As others have opined, Bing still needs a good display network, and tacking on LinkedIn could be the start of bolstering the search engine’s standing among marketers.

LinkedIn’s questionable future?

While there’s plenty of upside for Microsoft, there’s skepticism about LinkedIn’s future, largely based on people’s perspective of what happens after becoming a Microsoft-owned company. Some point to its track record especially at Nokia, Yammer, Skype, and others. This happened to be the largest acquisition under the Nadella era and as such, it’s likely shareholders are paying attention to this new phase of Microsoft’s future.

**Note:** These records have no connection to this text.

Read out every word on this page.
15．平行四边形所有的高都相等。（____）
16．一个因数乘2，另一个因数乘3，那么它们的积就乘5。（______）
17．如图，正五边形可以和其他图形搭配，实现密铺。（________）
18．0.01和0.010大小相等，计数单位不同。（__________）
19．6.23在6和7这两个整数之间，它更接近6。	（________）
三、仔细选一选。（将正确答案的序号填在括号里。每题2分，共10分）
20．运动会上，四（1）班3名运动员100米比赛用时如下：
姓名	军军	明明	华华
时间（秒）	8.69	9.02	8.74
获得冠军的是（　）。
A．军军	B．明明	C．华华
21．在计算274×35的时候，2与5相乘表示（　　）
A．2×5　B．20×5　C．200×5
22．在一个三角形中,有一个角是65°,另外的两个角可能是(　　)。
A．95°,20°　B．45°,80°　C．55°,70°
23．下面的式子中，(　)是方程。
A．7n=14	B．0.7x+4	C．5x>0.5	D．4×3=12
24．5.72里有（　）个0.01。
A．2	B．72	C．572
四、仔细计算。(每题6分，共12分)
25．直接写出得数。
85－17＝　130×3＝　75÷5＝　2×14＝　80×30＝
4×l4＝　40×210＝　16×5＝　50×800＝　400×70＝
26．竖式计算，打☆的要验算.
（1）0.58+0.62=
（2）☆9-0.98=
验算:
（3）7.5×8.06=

Others have quipped about why LinkedIn sold in the first place. Was it because of the company’s struggling stock? Its growth? Some might argue about why the professional social network is even worthwhile anymore — when was the last time you updated your LinkedIn profile?

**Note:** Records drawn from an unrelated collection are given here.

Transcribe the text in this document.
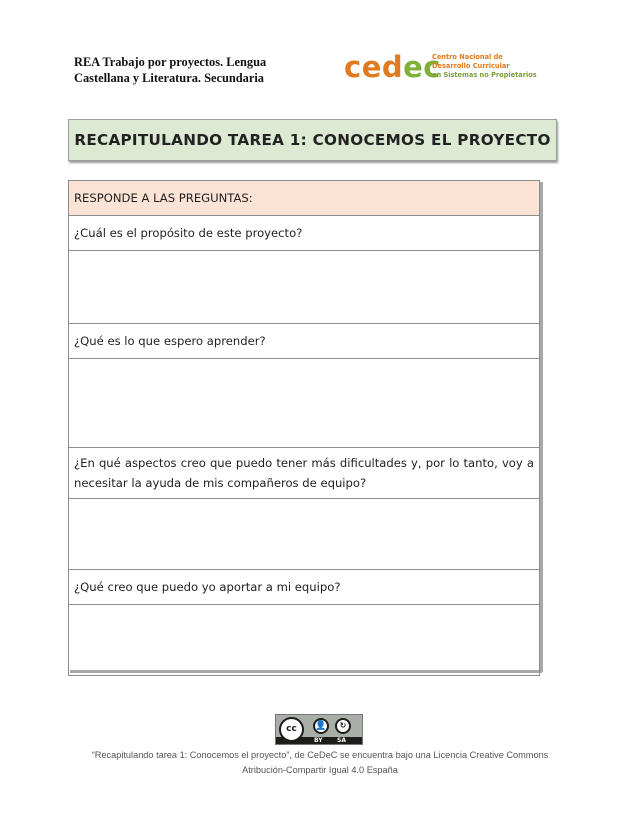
REA Trabajo por proyectos. Lengua
Castellana y Literatura. Secundaria	cedec
Centro Nacional de
Desarrollo Curricular
en Sistemas no Propietarios
RECAPITULANDO TAREA 1: CONOCEMOS EL PROYECTO
RESPONDE A LAS PREGUNTAS:
¿Cuál es el propósito de este proyecto?

¿Qué es lo que espero aprender?

¿En qué aspectos creo que puedo tener más dificultades y, por lo tanto, voy a necesitar la ayuda de mis compañeros de equipo?

¿Qué creo que puedo yo aportar a mi equipo?

cc	👤	↻
BY SA
“Recapitulando tarea 1: Conocemos el proyecto”, de CeDeC se encuentra bajo una Licencia Creative Commons
Atribución-Compartir Igual 4.0 España
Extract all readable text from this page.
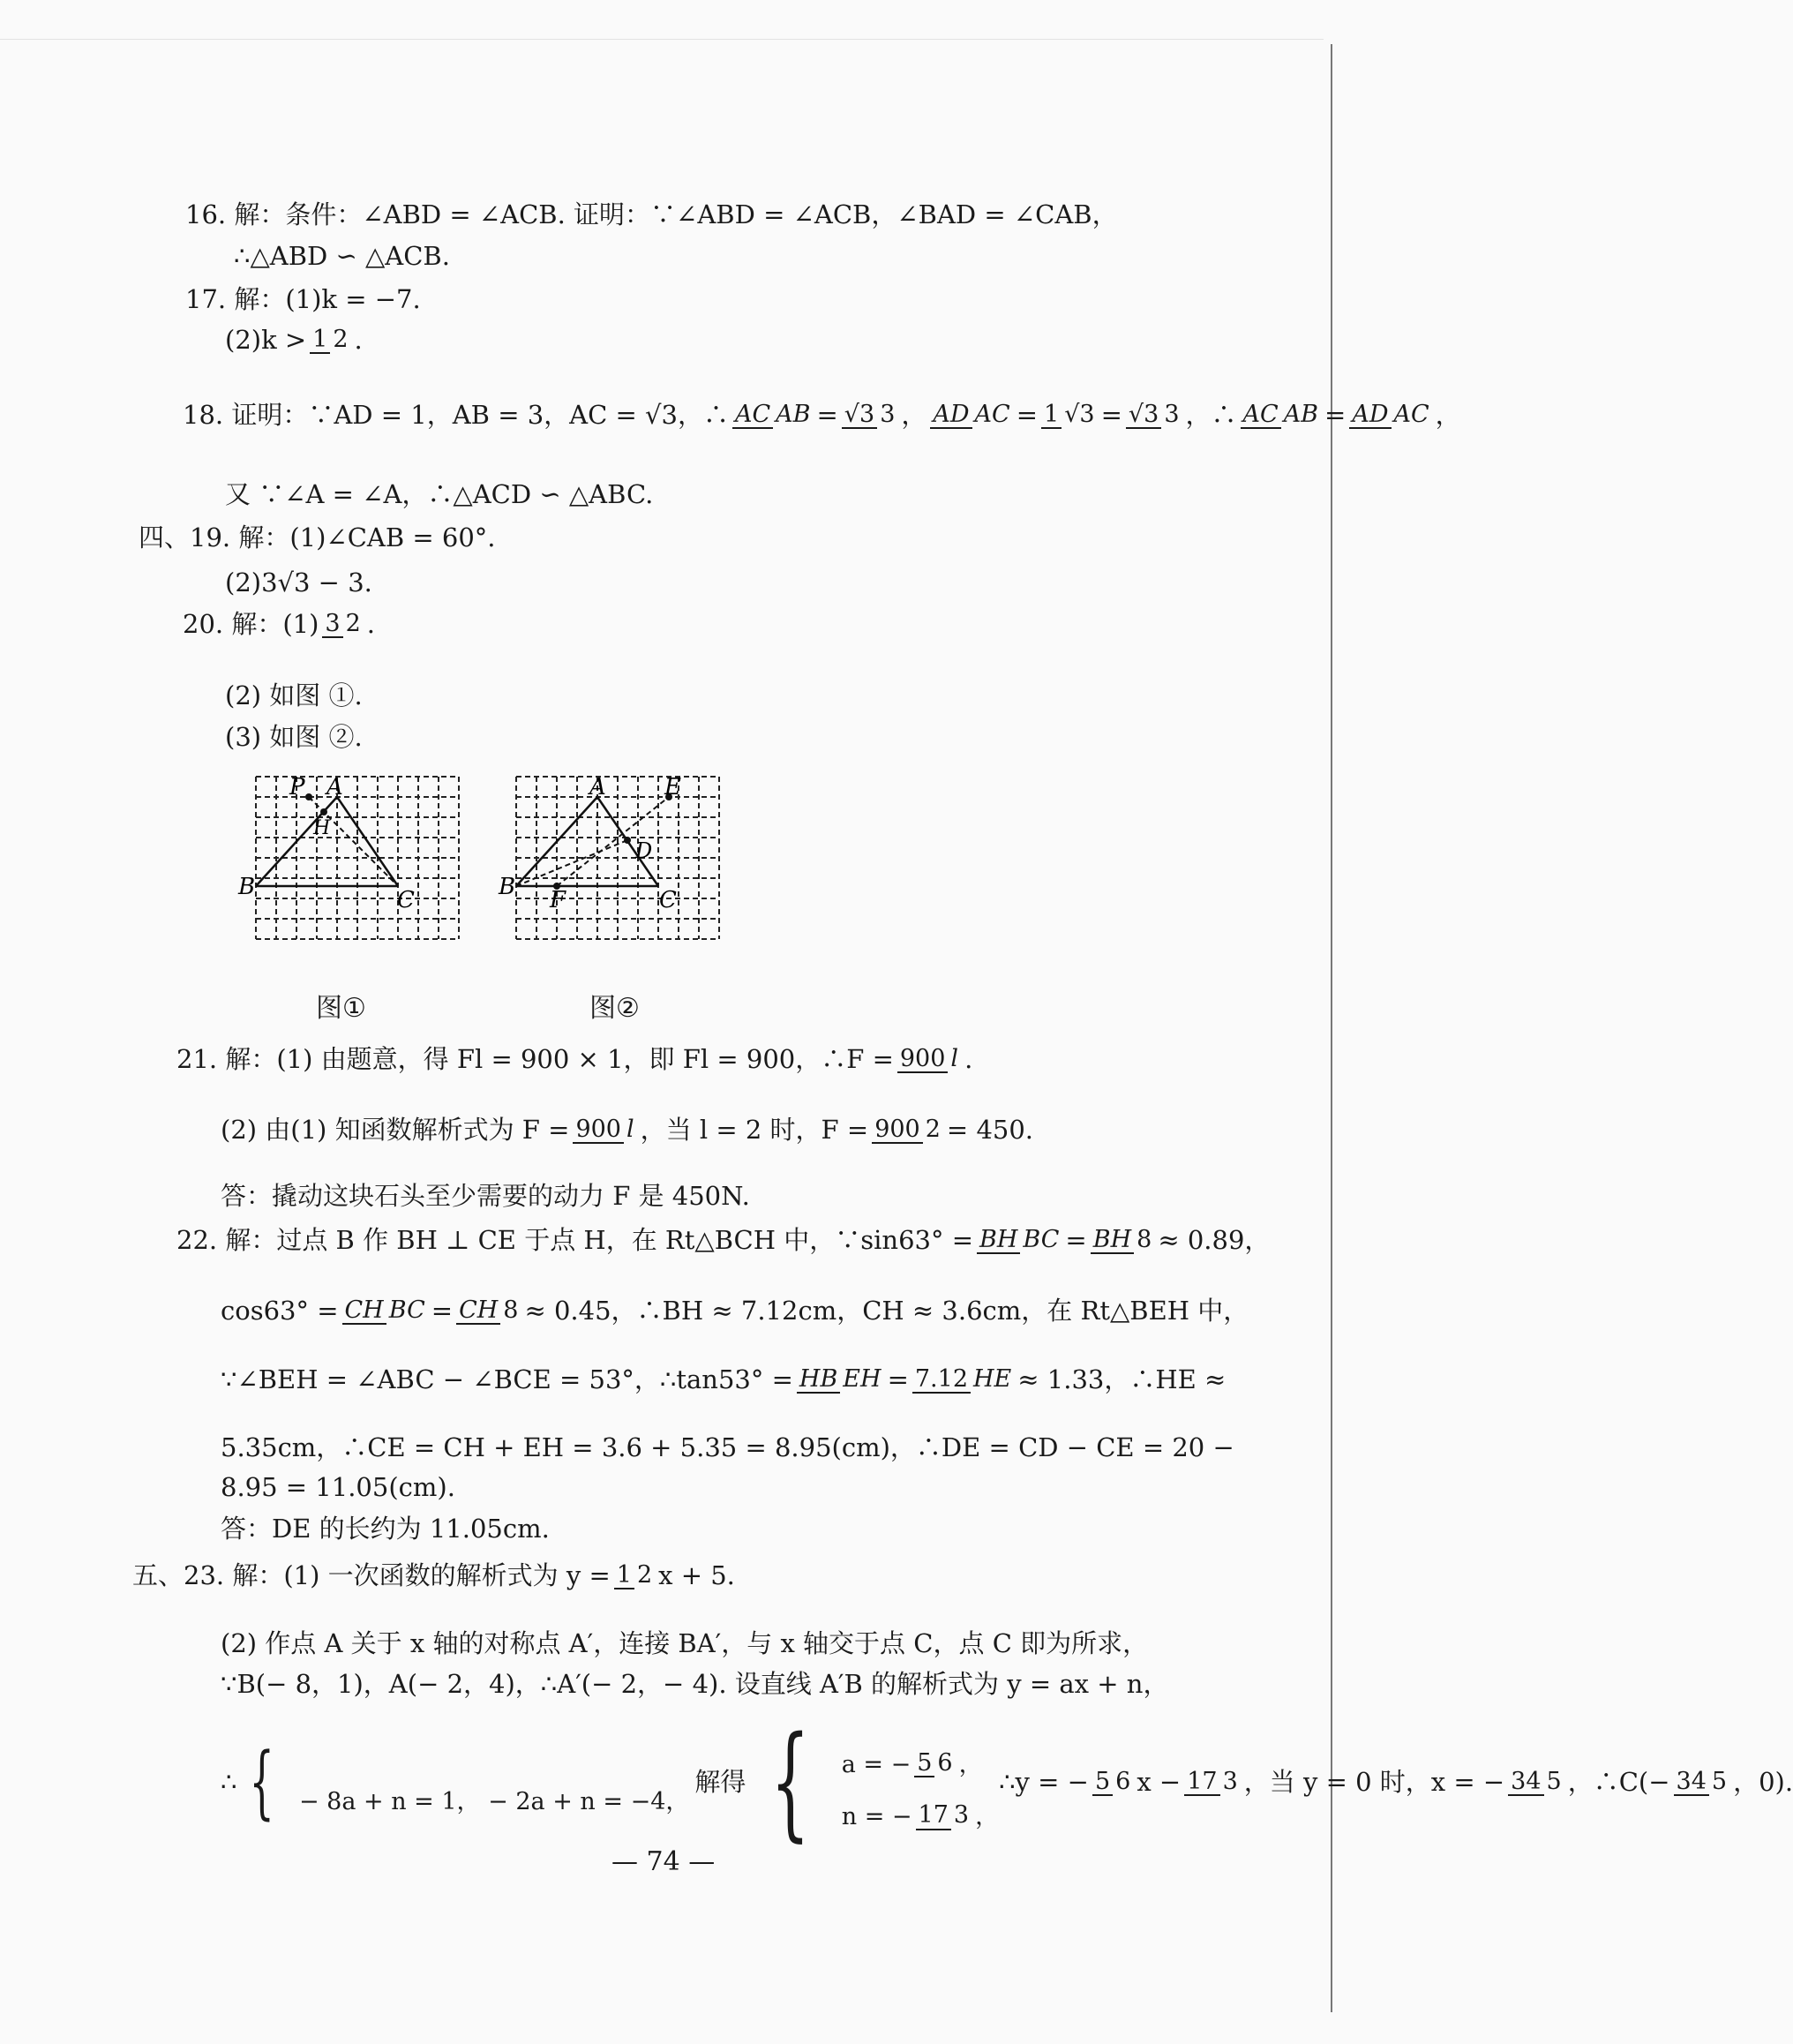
16. 解：条件：∠ABD = ∠ACB. 证明：∵∠ABD = ∠ACB，∠BAD = ∠CAB，
∴△ABD ∽ △ACB.
17. 解：(1)k = −7.
(2)k > 1 2 .
18. 证明：∵AD = 1，AB = 3，AC = √3，∴ AC AB = √3 3 ， AD AC = 1 √3 = √3 3 ，∴ AC AB = AD AC ，
又 ∵∠A = ∠A，∴△ACD ∽ △ABC.
四、19. 解：(1)∠CAB = 60°.
(2)3√3 − 3.
20. 解：(1) 3 2 .
(2) 如图 ①.
(3) 如图 ②.
P A
H
B	C
图①
A	E
D
B F	C
图②
21. 解：(1) 由题意，得 Fl = 900 × 1，即 Fl = 900，∴F = 900 l .
(2) 由(1) 知函数解析式为 F = 900 l ，当 l = 2 时，F = 900 2 = 450.
答：撬动这块石头至少需要的动力 F 是 450N.
22. 解：过点 B 作 BH ⊥ CE 于点 H，在 Rt△BCH 中，∵sin63° = BH BC = BH 8 ≈ 0.89，
cos63° = CH BC = CH 8 ≈ 0.45，∴BH ≈ 7.12cm，CH ≈ 3.6cm，在 Rt△BEH 中，
∵∠BEH = ∠ABC − ∠BCE = 53°，∴tan53° = HB EH = 7.12 HE ≈ 1.33，∴HE ≈
5.35cm，∴CE = CH + EH = 3.6 + 5.35 = 8.95(cm)，∴DE = CD − CE = 20 −
8.95 = 11.05(cm).
答：DE 的长约为 11.05cm.
五、23. 解：(1) 一次函数的解析式为 y = 1 2 x + 5.
(2) 作点 A 关于 x 轴的对称点 A′，连接 BA′，与 x 轴交于点 C，点 C 即为所求，
∵B(− 8，1)，A(− 2，4)，∴A′(− 2，− 4). 设直线 A′B 的解析式为 y = ax + n，
∴ { − 8a + n = 1， − 2a + n = −4，
解得 { a = − 5 6 ，
n = − 17 3 ，
∴y = − 5 6 x − 17 3 ，当 y = 0 时，x = − 34 5 ，∴C(− 34 5 ，0).
— 74 —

But time has shown after more than a year, Microsoft has kept its word, at least for now. LinkedIn has grown to more than 500 million members, although it declined to state how many are active — previously a bit more than 25 percent were regular users. It also contributes a small portion to the bottom line of its parent company since last quarter it made up 4.4 percent of total non-GAAP revenue, or $1.1 billion

The future professional dynamic

Tech companies are often starting or changing their products to adapt to the evolving behaviors of customers. Just like how telecommunication providers and retailers have moved towards mobile apps, bots, and messaging services, so too must Microsoft as the future of work happens.

We’re seeing an abundance of solutions for workers, such as Slack, Google’s G Suite, Atlassian’s Trello and Hipchat, and others. To its credit, Microsoft does have Office 365 and Skype, but it needs more to regain the mantle it once had when practically every business used it.

What LinkedIn gives Microsoft is an additional mindshare, not only as its parent but also as a first-tier partner where perhaps everything on the site and its services will be powered by its tech in ways I previously shared.

In a time filled with companies flaunting artificial intelligence, bots, and other new-age technologies, one area that will be interesting to see if Microsoft does anything is Cortana and your professional network. LinkedIn has slowly touted the importance of messaging and bots on its social network and services. “People are using [LinkedIn Messaging] to have great conversations with recruiters and their connections. They’re doing it faster than before, and it’s giving people a great reason to connect with their networks,” LinkedIn’s then-senior director of product management Mark Hull once told me. There’s no rush to implement bots or open it up to developers any time soon, but the potential here is that Microsoft could leverage Cortana’s tech to power LinkedIn’s recommendation and be the personal secretary we all need to manage our professional relationships. Sure, that may be far-fetched, but it’s possible these things could happen through this marriage.

Much of my examples are pure speculation, I’ll admit, and I have no idea about what Microsoft’s grand vision for LinkedIn or the professional space is. But what appears clear is that Microsoft wants to further tap into the professional space, specifically as it pertains to socialization and the changing way we work and interact as part of the working class. To achieve its objective, LinkedIn’s Economic Graph could prove invaluable.

2 responses to “Microsoft’s Push To Capitalize On LinkedIn’s Economic Graph”

  1. Daniel Allen Avatar
    Daniel Allen

    Ken thanks for this analysis. I think one thing you didn’t mention is LinkedIn’s more recent moves into the content game. I’ve been experimenting a lot with new functionality over this summer and I believe that if they can get things right we could be talking a huge disruption of literally every segment of B2B marketing.

    1. Ken Yeung Avatar
      Ken Yeung

      Thanks for the comment, Daniel! You’re right, LinkedIn’s content game is growing stronger and there’s a good opportunity to play in the B2B space, especially around being the professional “magazine” for workers, etc.